Former US Vice President Al Gore attends a session of the World Economic Forum (WEF) annual meeting on January 21, 2015 in Davos. The world's political and business elite gathered for their annual meeting in the glitzy Swiss ski resort with the shadow of recent attacks in France and ongoing …
FABRICE COFFRINI/AFP/Getty

The World Economic Forum (WEF) announced Wednesday its annual summit in Switzerland has been postponed due to the coronavirus pandemic.

The gathering of political, financial, and social elites was due to discuss “the ‘Great Reset’ in the post-COVID-19 era” however this lead agenda item will also be pushed to a place and time yet to be determined.

The next WEF meeting had originally been scheduled for Jan. 25. The summit is typically held every January in the ski resort of Davos, Switzerland, a small town in the Swiss Alps, around 92 miles south-east of Zurich.

The forum said the soonest the 2021 summit could occur is “early next summer.” The move to reschedule comes as the global death toll from coronavirus surpasses 820,000, with the caseload approaching 24m.

“The decision was not taken easily, since the need for global leaders to come together to design a common recovery path and shape the ‘Great Reset’ in the post-COVID-19 era is so urgent,” WEF spokesman Adrian Monck said in a statement.

“However, the advice from experts is that we cannot do so safely in January.”

The Davos meeting has long been seen as a playground for the global elite. In the past it has featured at least 40 heads of state and 2,500 top business executives at any one time, most choosing to fly in by private jet.

The forum’s 50th annual confab seven months ago included appearances by business figures including JPMorgan Chase CEO Jamie Dimon and Hungarian-American philanthropist George Soros.

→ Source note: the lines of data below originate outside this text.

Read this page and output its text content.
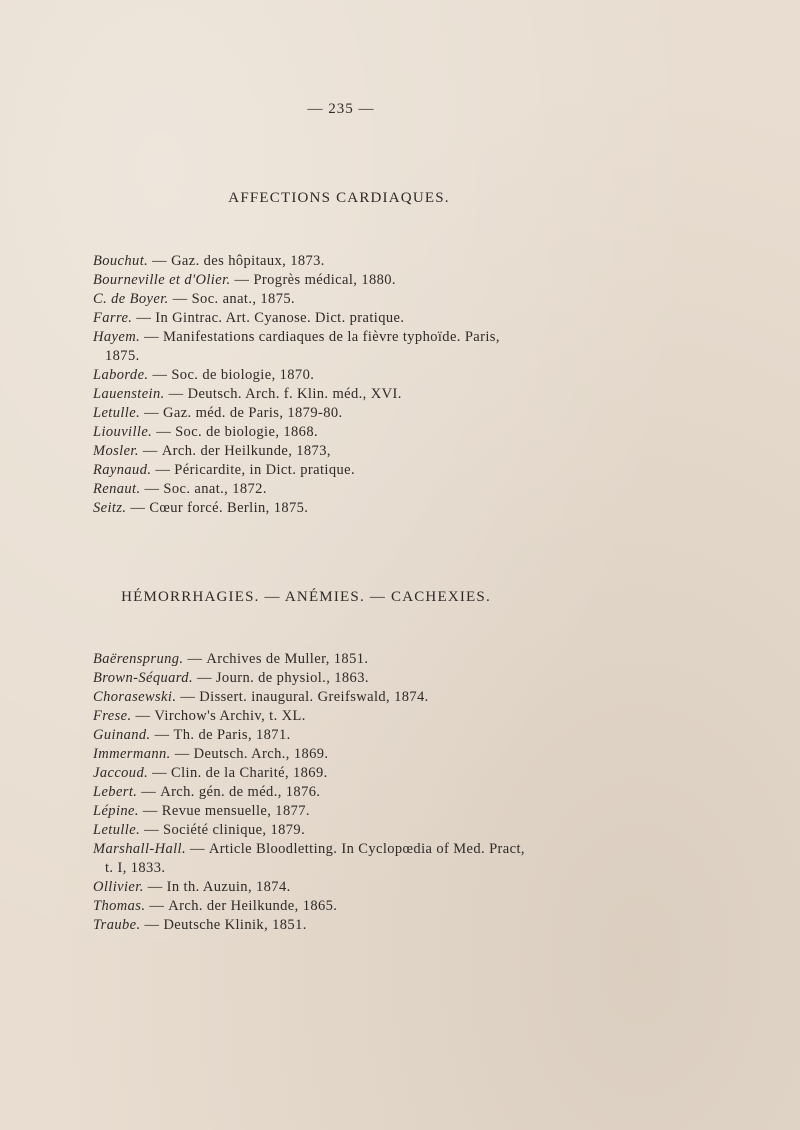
— 235 —
AFFECTIONS CARDIAQUES.
Bouchut. — Gaz. des hôpitaux, 1873.
Bourneville et d'Olier. — Progrès médical, 1880.
C. de Boyer. — Soc. anat., 1875.
Farre. — In Gintrac. Art. Cyanose. Dict. pratique.
Hayem. — Manifestations cardiaques de la fièvre typhoïde. Paris,
1875.
Laborde. — Soc. de biologie, 1870.
Lauenstein. — Deutsch. Arch. f. Klin. méd., XVI.
Letulle. — Gaz. méd. de Paris, 1879-80.
Liouville. — Soc. de biologie, 1868.
Mosler. — Arch. der Heilkunde, 1873,
Raynaud. — Péricardite, in Dict. pratique.
Renaut. — Soc. anat., 1872.
Seitz. — Cœur forcé. Berlin, 1875.
HÉMORRHAGIES. — ANÉMIES. — CACHEXIES.
Baërensprung. — Archives de Muller, 1851.
Brown-Séquard. — Journ. de physiol., 1863.
Chorasewski. — Dissert. inaugural. Greifswald, 1874.
Frese. — Virchow's Archiv, t. XL.
Guinand. — Th. de Paris, 1871.
Immermann. — Deutsch. Arch., 1869.
Jaccoud. — Clin. de la Charité, 1869.
Lebert. — Arch. gén. de méd., 1876.
Lépine. — Revue mensuelle, 1877.
Letulle. — Société clinique, 1879.
Marshall-Hall. — Article Bloodletting. In Cyclopœdia of Med. Pract,
t. I, 1833.
Ollivier. — In th. Auzuin, 1874.
Thomas. — Arch. der Heilkunde, 1865.
Traube. — Deutsche Klinik, 1851.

Former Vice President-turned-carbon billionaire Al Gore and rapper Pharrell Williams have also been notable attendees discussing global warming and recycling respectively.

So too Prince Charles and a host of Hollywood celebrities all charged with a mission to change the world into a shape they recognize and approve of.

Last January Greta Thunberg graced the meeting and took the opportunity to scold everyone else for not responding to her repeated warnings of impending climate catastrophe.

How much does it cost to participate?

The WEF website reveals annual membership (required if you want to buy a ticket to Davos) is upwards of U.S.$60,000, depending on the institution or company’s “level of engagement”.

At the top are the 100 “strategic partner” companies – including Accenture, Barclays, Deloitte, KPMG and Unilever – who pay around U.S.$600,000 for annual membership, which entitles them to buy an access-all-sessions pass for themselves and five colleagues, including special privileges. But they still have to purchase actual tickets to the event.

The WEF, which is run as a not-for-profit organisation, said in its last annual report the Davos meeting generated 13 percent of its $378.5m revenues in 2019, warning a cancellation “could have negative consequences on the foundation’s revenue.”